The idea of doing something good in the community is a popular notion. Research tells us that the attitude towards giving, serving and using one’s talents to help others is a noble and desired idea. This idea goes back to the roots of the nonprofit and social sector and is embedded in the ethos of every individual because of the empathy we have to help one another.

Couple that preference to do good with new technology tools to feed on that impulse to act for others, and it seems like a perfect storm of taking our interests to action for causes. If we have made it easier to act, and we have a population inclined to do something good for others, then why do we struggle today to activate an audience and sustain them for longer interest in an issue?

It comes down to whether your organization wants to play into the impulse of an individual wanting to do good, or if it wants to focus on the individual’s need to express their attitude towards an issue. These are two different approaches that are often combined by organizations wanting awareness for the cause’s brand rather than individual movement builders for the issue they represent.

Effective movements start when leaders of causes focus on the individual’s expression and not a transaction. Expressing one’s self is an opportunity to internalize why an individual cares, deepening their interest. From storytelling to sharing with peers, the act of expressing one’s self beyond simple “likes” is necessary to move interest into belief.
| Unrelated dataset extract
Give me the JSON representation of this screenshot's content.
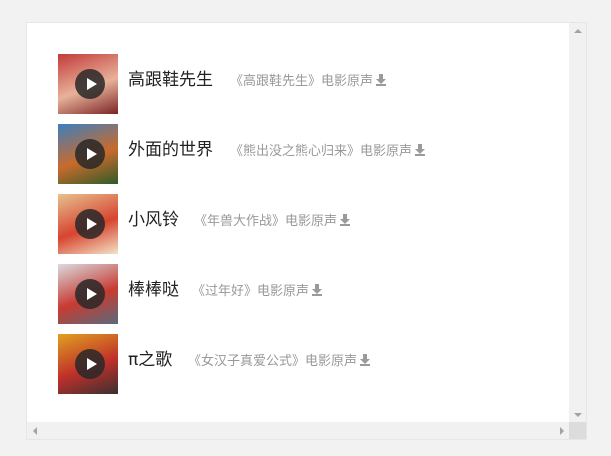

Acting with like-minded people and joining together is imperative to the issue and the group. When an individual sees others that share common beliefs, they begin to act as well. Creating self-organizing activities such as small group issue sessions, lunch and learns, grassroots organizing activities like canvassing and more renew the issue within that person.

Measure actions and move the individual from a trivial act to one with deeper meaning. Most causes lack a constituent engagement program for the people and organizations interested in their cause. Interest is shown, contact information is collected, and solicitations for support go out. Instead, help the individual learn and grow with the issue. Small acts over time renew the interests and help the individual move beyond superficial cause engagement to deeper cause engagement with others.

If you are an organization that suffers from moving interest to action, experiment with the tips above to motivate your following to go above and beyond for the issue you represent.